From Alberta Falls, return along the trail you just followed, crossing Canada Creek at the same point again. Shortly after the crossing, right around where the main trail bears right and leaves Canada Creek, bear left and hike off-trail downstream along Canada Creek. There is little to no path visible initially, but eventually, there will be a trace of a path right along the creek (don't worry if you don't see it). At 3.9 miles, the easy walking along the side of the creek seems to end. This is the place where you have to ford Canada Creek for the third and final time. The fording point is very inconspicuous, because both banks of the creek are steep. At the time of this hike, there was a fallen tree on the other side of the creek - extending out into the creek a little bit - just before the fording point. The current is a bit swifter at this ford than the other two, but it is still a fairly easy knee-deep ford. On the other side of the creek, turn right and pick up a more distinct path downstream along Canada Creek. The trail passes through a rhododendron thicket with a deep pool in the creek to the right and then makes a brief ascent up a hill before dropping back down to creek-level. At 4.15 miles, the trail ends at a turnaround situated at the end of a forest road. Continue onto the forest road and begin following it as it slowly rises above the creek and curves in and out of several hollows. The forest road ends at 4.5 miles at East Canada Creek Road at a point where there is a very broad area used for turning around and parking. This is the parking area where one would park their car to hike to Alberta Falls using the shortest route. The parking area for the lower waterfalls on Canada Creek is only a couple hundred feet down East Canada Creek Road.

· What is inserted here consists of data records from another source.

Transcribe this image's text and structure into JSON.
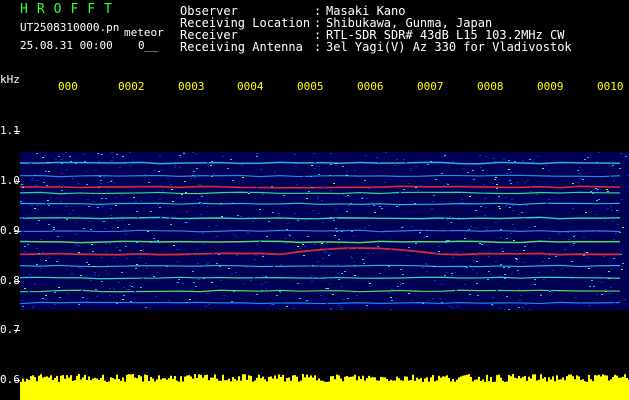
{
  "header": {
    "station": "HROFFT",
    "filename": "UT2508310000.pn",
    "mode": "meteor",
    "date": "25.08.31 00:00",
    "counter": "0__",
    "labels": {
      "observer": "Observer",
      "location": "Receiving Location",
      "receiver": "Receiver",
      "antenna": "Receiving Antenna"
    },
    "colon": ":",
    "values": {
      "observer": "Masaki Kano",
      "location": "Shibukawa, Gunma, Japan",
      "receiver": "RTL-SDR SDR# 43dB L15 103.2MHz CW",
      "antenna": "3el Yagi(V) Az 330 for Vladivostok"
    }
  },
  "axis": {
    "unit": "kHz",
    "y_ticks": [
      "1.1",
      "1.0",
      "0.9",
      "0.8",
      "0.7",
      "0.6"
    ],
    "x_ticks": [
      "000",
      "0002",
      "0003",
      "0004",
      "0005",
      "0006",
      "0007",
      "0008",
      "0009",
      "0010"
    ]
  },
  "colors": {
    "background": "#000000",
    "header_text": "#ffffff",
    "station_text": "#33ff33",
    "time_labels": "#ffff00",
    "amplitude_bar": "#ffff00",
    "spectrogram_low": "#0000aa",
    "spectrogram_mid": "#00ffff",
    "spectrogram_high": "#ff3333"
  }
}
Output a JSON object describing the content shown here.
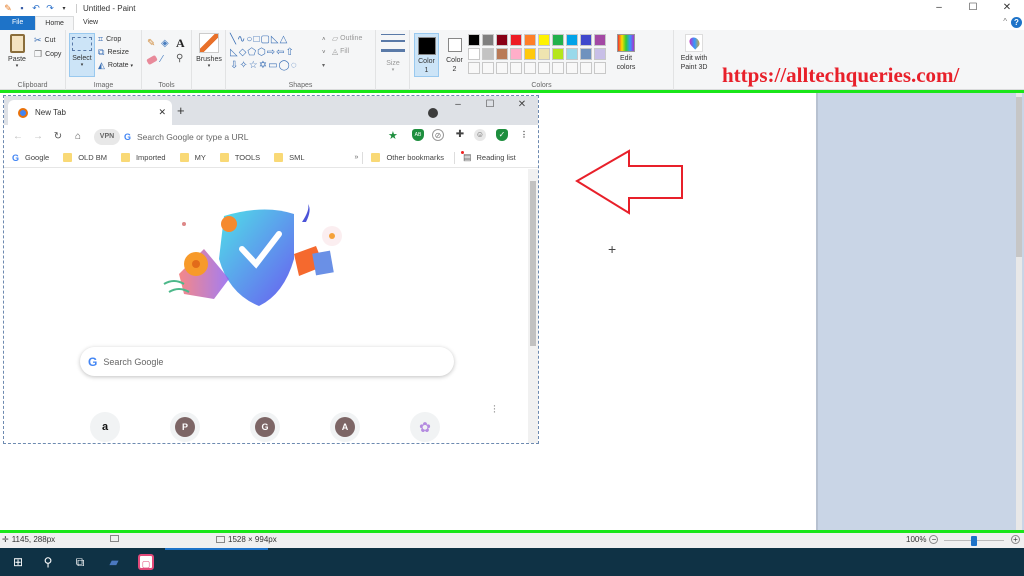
{
  "app": {
    "title": "Untitled - Paint",
    "quick_access": [
      "save-icon",
      "undo-icon",
      "redo-icon",
      "customize-icon"
    ],
    "window_controls": {
      "minimize": "–",
      "maximize": "☐",
      "close": "✕"
    }
  },
  "ribbon": {
    "tabs": [
      {
        "label": "File"
      },
      {
        "label": "Home"
      },
      {
        "label": "View"
      }
    ],
    "help": "?",
    "clipboard": {
      "paste": "Paste",
      "cut": "Cut",
      "copy": "Copy",
      "label": "Clipboard"
    },
    "image": {
      "select": "Select",
      "crop": "Crop",
      "resize": "Resize",
      "rotate": "Rotate",
      "label": "Image"
    },
    "tools": {
      "label": "Tools",
      "text": "A"
    },
    "brushes": {
      "label": "Brushes"
    },
    "shapes": {
      "label": "Shapes",
      "outline": "Outline",
      "fill": "Fill"
    },
    "size": {
      "label": "Size"
    },
    "colors": {
      "color1": "Color\n1",
      "color1_label": "Color 1",
      "color2_label": "Color 2",
      "color1_value": "#000000",
      "color2_value": "#ffffff",
      "label": "Colors",
      "edit_colors": "Edit colors",
      "edit_paint3d": "Edit with Paint 3D",
      "palette_row1": [
        "#000000",
        "#7f7f7f",
        "#880015",
        "#ed1c24",
        "#ff7f27",
        "#fff200",
        "#22b14c",
        "#00a2e8",
        "#3f48cc",
        "#a349a4"
      ],
      "palette_row2": [
        "#ffffff",
        "#c3c3c3",
        "#b97a57",
        "#ffaec9",
        "#ffc90e",
        "#efe4b0",
        "#b5e61d",
        "#99d9ea",
        "#7092be",
        "#c8bfe7"
      ]
    }
  },
  "watermark": "https://alltechqueries.com/",
  "chrome": {
    "tab_title": "New Tab",
    "new_tab": "+",
    "omnibox_placeholder": "Search Google or type a URL",
    "vpn": "VPN",
    "bookmarks": [
      "Google",
      "OLD BM",
      "Imported",
      "MY",
      "TOOLS",
      "SML"
    ],
    "more_bookmarks": "»",
    "other_bookmarks": "Other bookmarks",
    "reading_list": "Reading list",
    "search_placeholder": "Search Google",
    "shortcuts": [
      "a",
      "P",
      "G",
      "A",
      "✿"
    ],
    "extensions": [
      "adblock-icon",
      "sync-icon",
      "extensions-puzzle-icon",
      "profile-icon",
      "shield-icon",
      "menu-icon"
    ]
  },
  "statusbar": {
    "cursor_pos": "1145, 288px",
    "canvas_size": "1528 × 994px",
    "zoom": "100%",
    "zoom_level_percent": 100
  },
  "colors": {
    "accent": "#1e73c8",
    "green_border": "#19e619",
    "watermark": "#e8202a",
    "arrow": "#e8202a"
  }
}
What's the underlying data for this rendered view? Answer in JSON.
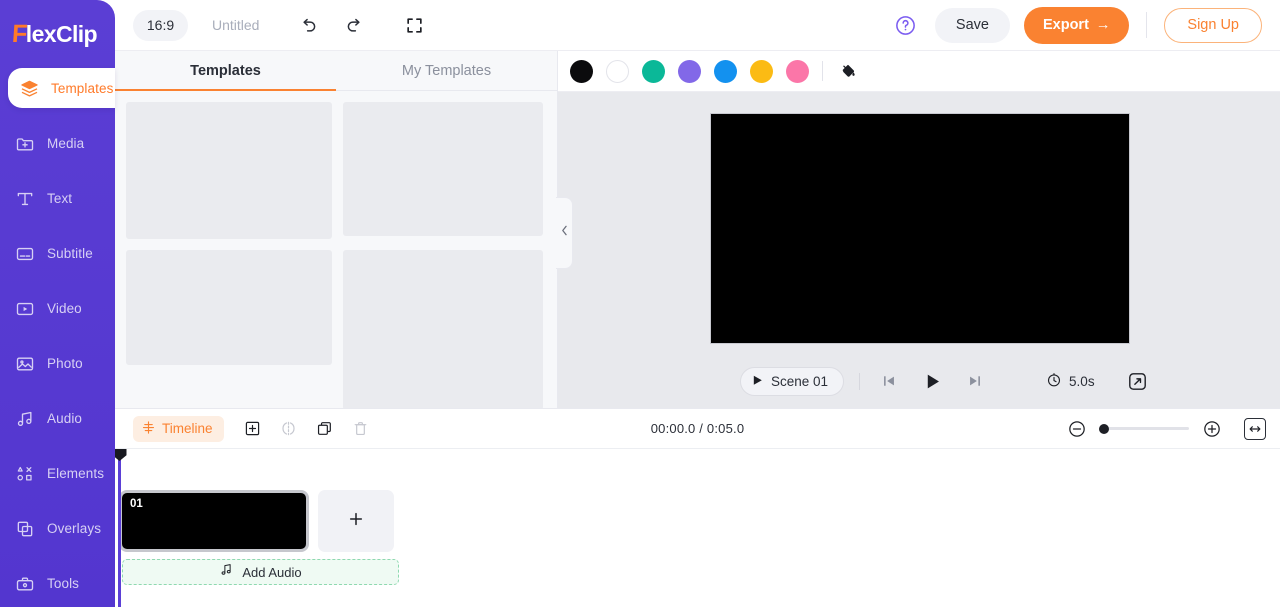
{
  "app": {
    "name": "FlexClip",
    "logo_first": "F",
    "logo_rest": "lexClip"
  },
  "sidebar": {
    "items": [
      {
        "label": "Templates",
        "icon": "layers-icon",
        "active": true
      },
      {
        "label": "Media",
        "icon": "media-folder-icon",
        "active": false
      },
      {
        "label": "Text",
        "icon": "text-icon",
        "active": false
      },
      {
        "label": "Subtitle",
        "icon": "subtitle-icon",
        "active": false
      },
      {
        "label": "Video",
        "icon": "video-icon",
        "active": false
      },
      {
        "label": "Photo",
        "icon": "photo-icon",
        "active": false
      },
      {
        "label": "Audio",
        "icon": "audio-note-icon",
        "active": false
      },
      {
        "label": "Elements",
        "icon": "elements-shapes-icon",
        "active": false
      },
      {
        "label": "Overlays",
        "icon": "overlays-icon",
        "active": false
      },
      {
        "label": "Tools",
        "icon": "toolbox-icon",
        "active": false
      }
    ]
  },
  "topbar": {
    "aspect_ratio": "16:9",
    "project_title": "Untitled",
    "undo_icon": "undo-icon",
    "redo_icon": "redo-icon",
    "fullscreen_icon": "fullscreen-icon",
    "help_icon": "help-circle-icon",
    "save_label": "Save",
    "export_label": "Export",
    "export_arrow": "→",
    "signup_label": "Sign Up",
    "accent_orange": "#fa8231",
    "brand_purple": "#5b3fd6"
  },
  "panel": {
    "tabs": [
      {
        "label": "Templates",
        "active": true
      },
      {
        "label": "My Templates",
        "active": false
      }
    ],
    "collapse_icon": "chevron-left-icon",
    "placeholder_count": 6
  },
  "color_swatches": [
    {
      "name": "black",
      "hex": "#0b0b0d"
    },
    {
      "name": "white",
      "hex": "#ffffff"
    },
    {
      "name": "teal",
      "hex": "#0bb898"
    },
    {
      "name": "purple",
      "hex": "#8268e8"
    },
    {
      "name": "blue",
      "hex": "#1391ef"
    },
    {
      "name": "yellow",
      "hex": "#fbbb14"
    },
    {
      "name": "pink",
      "hex": "#fb76a8"
    }
  ],
  "fill_tool": {
    "icon": "paint-bucket-icon"
  },
  "preview": {
    "scene_label": "Scene 01",
    "scene_play_icon": "play-small-icon",
    "prev_icon": "skip-previous-icon",
    "play_icon": "play-icon",
    "next_icon": "skip-next-icon",
    "clock_icon": "clock-icon",
    "duration": "5.0s",
    "expand_icon": "expand-icon",
    "canvas_color": "#000000"
  },
  "timeline_toolbar": {
    "timeline_label": "Timeline",
    "timeline_icon": "timeline-icon",
    "add_icon": "add-box-icon",
    "split_icon": "split-icon",
    "duplicate_icon": "duplicate-icon",
    "delete_icon": "trash-icon",
    "time_display": "00:00.0 / 0:05.0",
    "zoom_out_icon": "zoom-out-icon",
    "zoom_in_icon": "zoom-in-icon",
    "fit_icon": "fit-width-icon",
    "zoom_value": 0
  },
  "timeline": {
    "clips": [
      {
        "number": "01",
        "selected": true
      }
    ],
    "add_scene_icon": "plus-icon",
    "add_audio_label": "Add Audio",
    "add_audio_icon": "music-note-icon",
    "playhead_position": "00:00.0"
  }
}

To close the loop - unless you have a second car at this parking - turn left onto East Canada Creek Road and follow it southward along Sally Spillers Branch, eventually ascending out of the valley. You will reach paved Cooper Gap Road at 6.55 miles. There, turn left onto Cooper Gap Road northward and follow it for the final leg of the hike, returning to the trailhead and your car at 7.3 miles, concluding the hike.
0.0 - Cooper Gap Road Trailhead for Upper Canada Creek
1.1 - Turnaround, Turn Right
1.9 - Yukon Falls on Canada Creek
2.2 - Canada Creek Ford #1
3.1 - Acute Left Turn
3.4 - Canada Creek Ford #2
3.5 - Campsite With Table
3.6 - Alberta Falls on Canada Creek
3.8 - Canada Creek Ford #2 (on the return)
3.9 - Canada Creek Ford #3
4.15 - Begin Forest Road
4.5 - East Canada Creek Road
6.55 - Cooper Gap Road
7.3 - Cooper Gap Road Trailhead for Upper Canada Creek
Hike out and back to Yukon Falls from Cooper Gap Road - 3.8 Miles
Hike out and back to Alberta Falls from East Canada Creek Road - 1.8 Miles
Hike out and back to Yukon Falls and Alberta Falls from East Canada Creek Road - 5.0 Miles
Add on a hike to Canada Creek Falls and Ontario Falls to this loop hike - 9.6 Miles
Consider hiking to Big Cedar Mountain and Preachers Rock off the Appalachian Trail on the same day as when you visit some of the Canada Creek waterfalls. The trailhead for Preachers Rock is Woody Gap on Highway 60.